Se trata de una reforma a la ley procesal penal que impacta en el derecho penal sustantivo. Las opiniones y críticas no se han hecho esperar. Claro, toda decisión político-criminal siempre impacta en cualquier sector de la sociedad, en especial en una sociedad en la que la distribución de la carga punitiva ha sido históricamente desigual y esta vez no ha sido la excepción. En todo caso, no es este el espacio para debatir sobre merecimiento o necesidad de pena, si al fin y al cabo la estigmatización penal tiene sus propios efectos.
La idea de estas líneas es elucidar las facultades del legislador y el papel esencial de la política criminal.

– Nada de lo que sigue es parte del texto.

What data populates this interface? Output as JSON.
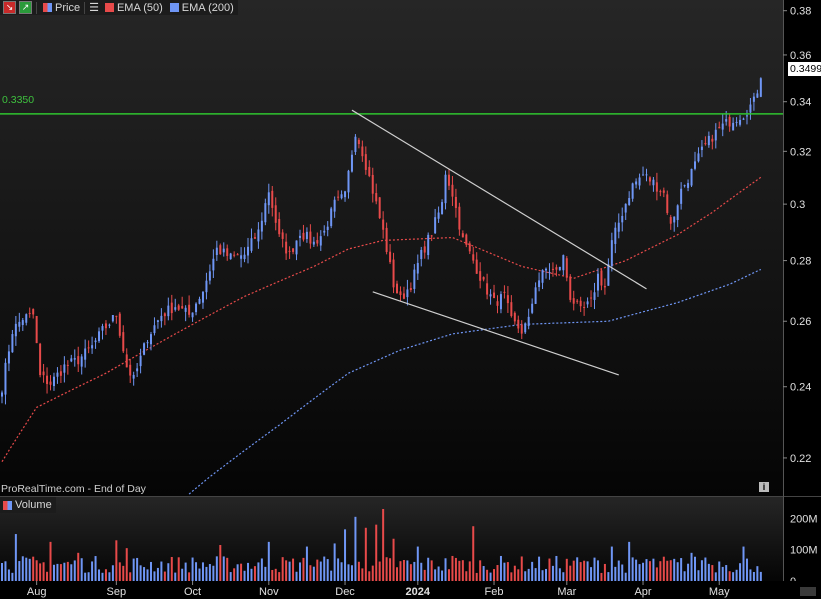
{
  "legend": {
    "price_label": "Price",
    "ema50_label": "EMA (50)",
    "ema200_label": "EMA (200)",
    "ema50_color": "#e84a4a",
    "ema200_color": "#6f96f5",
    "price_color": "#e84a4a"
  },
  "volume_label": "Volume",
  "watermark": "ProRealTime.com - End of Day",
  "current_price_tag": "0.3499",
  "resistance_label": "0.3350",
  "colors": {
    "up": "#6f96f5",
    "down": "#e84a4a",
    "resistance": "#2fc42f",
    "trendline": "#cfcfcf"
  },
  "chart_data": {
    "type": "candlestick",
    "price_axis": {
      "ticks": [
        "0.22",
        "0.24",
        "0.26",
        "0.28",
        "0.3",
        "0.32",
        "0.34",
        "0.36",
        "0.38"
      ],
      "range": [
        0.21,
        0.385
      ],
      "scale": "log"
    },
    "volume_axis": {
      "ticks": [
        "0",
        "100M",
        "200M"
      ],
      "range": [
        0,
        230
      ]
    },
    "x_axis": {
      "labels": [
        "Aug",
        "Sep",
        "Oct",
        "Nov",
        "Dec",
        "2024",
        "Feb",
        "Mar",
        "Apr",
        "May"
      ],
      "label_day_index": [
        10,
        33,
        55,
        77,
        99,
        120,
        142,
        163,
        185,
        207
      ]
    },
    "resistance_level": 0.335,
    "last_price": 0.3499,
    "anchors": [
      [
        0,
        0.24
      ],
      [
        3,
        0.257
      ],
      [
        6,
        0.261
      ],
      [
        9,
        0.262
      ],
      [
        11,
        0.243
      ],
      [
        14,
        0.241
      ],
      [
        18,
        0.246
      ],
      [
        22,
        0.248
      ],
      [
        26,
        0.252
      ],
      [
        29,
        0.257
      ],
      [
        33,
        0.262
      ],
      [
        36,
        0.246
      ],
      [
        38,
        0.242
      ],
      [
        42,
        0.255
      ],
      [
        46,
        0.262
      ],
      [
        50,
        0.265
      ],
      [
        54,
        0.262
      ],
      [
        58,
        0.27
      ],
      [
        62,
        0.284
      ],
      [
        66,
        0.281
      ],
      [
        70,
        0.282
      ],
      [
        74,
        0.29
      ],
      [
        77,
        0.305
      ],
      [
        80,
        0.288
      ],
      [
        83,
        0.282
      ],
      [
        86,
        0.29
      ],
      [
        90,
        0.286
      ],
      [
        93,
        0.29
      ],
      [
        96,
        0.3
      ],
      [
        99,
        0.303
      ],
      [
        102,
        0.328
      ],
      [
        104,
        0.32
      ],
      [
        107,
        0.305
      ],
      [
        110,
        0.29
      ],
      [
        113,
        0.272
      ],
      [
        115,
        0.267
      ],
      [
        118,
        0.272
      ],
      [
        121,
        0.282
      ],
      [
        124,
        0.29
      ],
      [
        127,
        0.3
      ],
      [
        128,
        0.312
      ],
      [
        130,
        0.304
      ],
      [
        133,
        0.287
      ],
      [
        136,
        0.28
      ],
      [
        139,
        0.272
      ],
      [
        142,
        0.266
      ],
      [
        145,
        0.268
      ],
      [
        147,
        0.26
      ],
      [
        150,
        0.257
      ],
      [
        152,
        0.26
      ],
      [
        154,
        0.272
      ],
      [
        157,
        0.277
      ],
      [
        160,
        0.276
      ],
      [
        162,
        0.281
      ],
      [
        164,
        0.268
      ],
      [
        167,
        0.263
      ],
      [
        170,
        0.266
      ],
      [
        172,
        0.275
      ],
      [
        174,
        0.271
      ],
      [
        176,
        0.286
      ],
      [
        179,
        0.297
      ],
      [
        182,
        0.307
      ],
      [
        185,
        0.311
      ],
      [
        188,
        0.308
      ],
      [
        191,
        0.304
      ],
      [
        193,
        0.292
      ],
      [
        196,
        0.305
      ],
      [
        199,
        0.312
      ],
      [
        202,
        0.32
      ],
      [
        205,
        0.326
      ],
      [
        208,
        0.33
      ],
      [
        211,
        0.333
      ],
      [
        214,
        0.335
      ],
      [
        217,
        0.34
      ],
      [
        219,
        0.3499
      ]
    ],
    "volume_spikes": [
      [
        4,
        150
      ],
      [
        14,
        125
      ],
      [
        22,
        90
      ],
      [
        33,
        130
      ],
      [
        36,
        105
      ],
      [
        63,
        115
      ],
      [
        77,
        125
      ],
      [
        88,
        110
      ],
      [
        94,
        70
      ],
      [
        96,
        120
      ],
      [
        99,
        165
      ],
      [
        102,
        205
      ],
      [
        105,
        170
      ],
      [
        108,
        180
      ],
      [
        110,
        255
      ],
      [
        113,
        135
      ],
      [
        120,
        110
      ],
      [
        130,
        80
      ],
      [
        136,
        175
      ],
      [
        165,
        65
      ],
      [
        176,
        110
      ],
      [
        181,
        125
      ],
      [
        186,
        70
      ],
      [
        195,
        60
      ],
      [
        199,
        90
      ],
      [
        203,
        75
      ],
      [
        208,
        45
      ],
      [
        214,
        110
      ]
    ],
    "ema50_anchors": [
      [
        0,
        0.219
      ],
      [
        10,
        0.234
      ],
      [
        30,
        0.244
      ],
      [
        50,
        0.256
      ],
      [
        70,
        0.268
      ],
      [
        90,
        0.278
      ],
      [
        100,
        0.284
      ],
      [
        110,
        0.287
      ],
      [
        130,
        0.288
      ],
      [
        150,
        0.278
      ],
      [
        165,
        0.274
      ],
      [
        180,
        0.28
      ],
      [
        195,
        0.289
      ],
      [
        205,
        0.297
      ],
      [
        219,
        0.31
      ]
    ],
    "ema200_anchors": [
      [
        40,
        0.2
      ],
      [
        60,
        0.215
      ],
      [
        80,
        0.229
      ],
      [
        100,
        0.244
      ],
      [
        115,
        0.251
      ],
      [
        130,
        0.256
      ],
      [
        150,
        0.259
      ],
      [
        175,
        0.26
      ],
      [
        195,
        0.266
      ],
      [
        210,
        0.272
      ],
      [
        219,
        0.277
      ]
    ],
    "trendlines": [
      {
        "from": [
          101,
          0.3365
        ],
        "to": [
          186,
          0.2705
        ]
      },
      {
        "from": [
          107,
          0.2695
        ],
        "to": [
          178,
          0.2435
        ]
      }
    ]
  }
}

Desde el célebre discurso de Von Kirchmann pronunciado en 1847, en la Academia Jurídica Berlinesa, se ha venido hablando y haciendo interpretaciones acerca de si una sola palabra del legislador vuelve inútiles bibliotecas enteras, como podría pensarse con la reforma penal comentada.

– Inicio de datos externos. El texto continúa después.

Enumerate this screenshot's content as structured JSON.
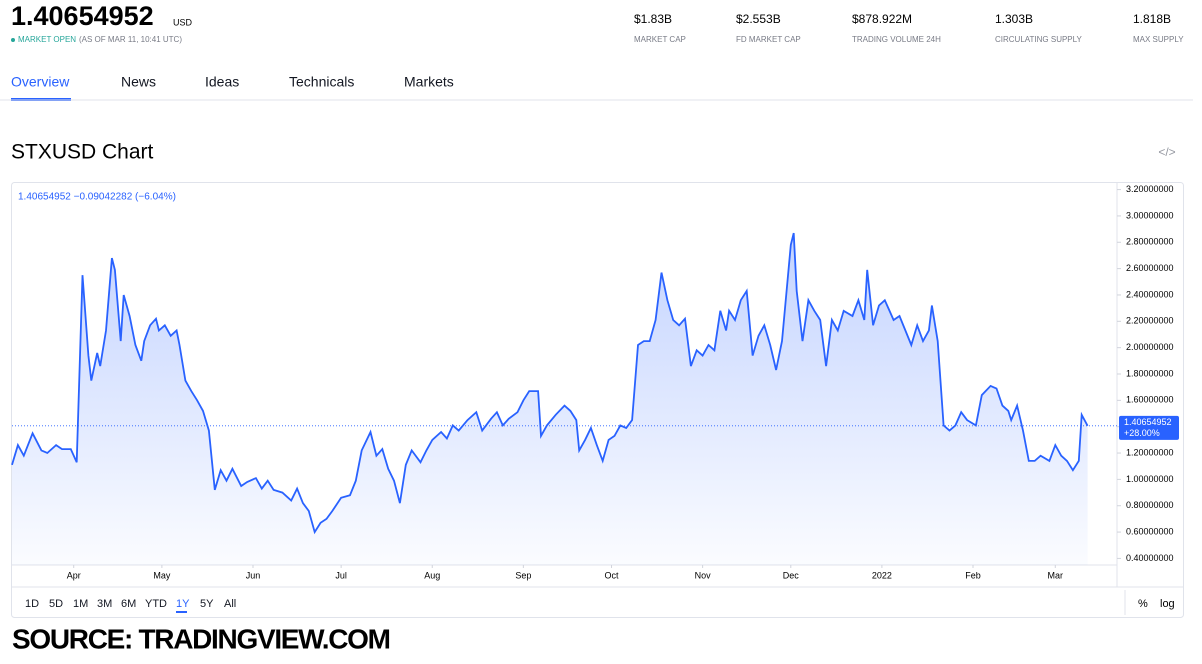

Citaré al profesor Enrique Gimbernat Ordeig, a quien conocí durante una especialización en derecho penal a la que asistí en 2003: «Cierto que la entrada en vigor de un nuevo Código Penal, por ejemplo, hace que conocimientos jurídicos que ayer eran verdaderos hoy hayan dejado de serlo», como ocurre en el caso objeto de análisis, al reformarse lo relativo a la prescripción, independientemente de que solo haya sido modificada una disposición legal.
Otro tema que probablemente salte al tapete es el relativo a principios y categorías dogmáticas que podrían colisionar con decisiones político-criminales, como la recientemente adoptada, encaminada a combatir frontalmente la corrupción; superado en otras discusiones, como el relativo a la responsabilidad penal de las personas jurídicas; estas carecen de acción y de culpabilidad; sin embargo, basta que el Estado haga uso de su poder punitivo para responsabilizarlas penalmente, lo que sin ninguna duda demuestra que los tiempos han cambiado. Ojalá también cambie la cultura jurídica.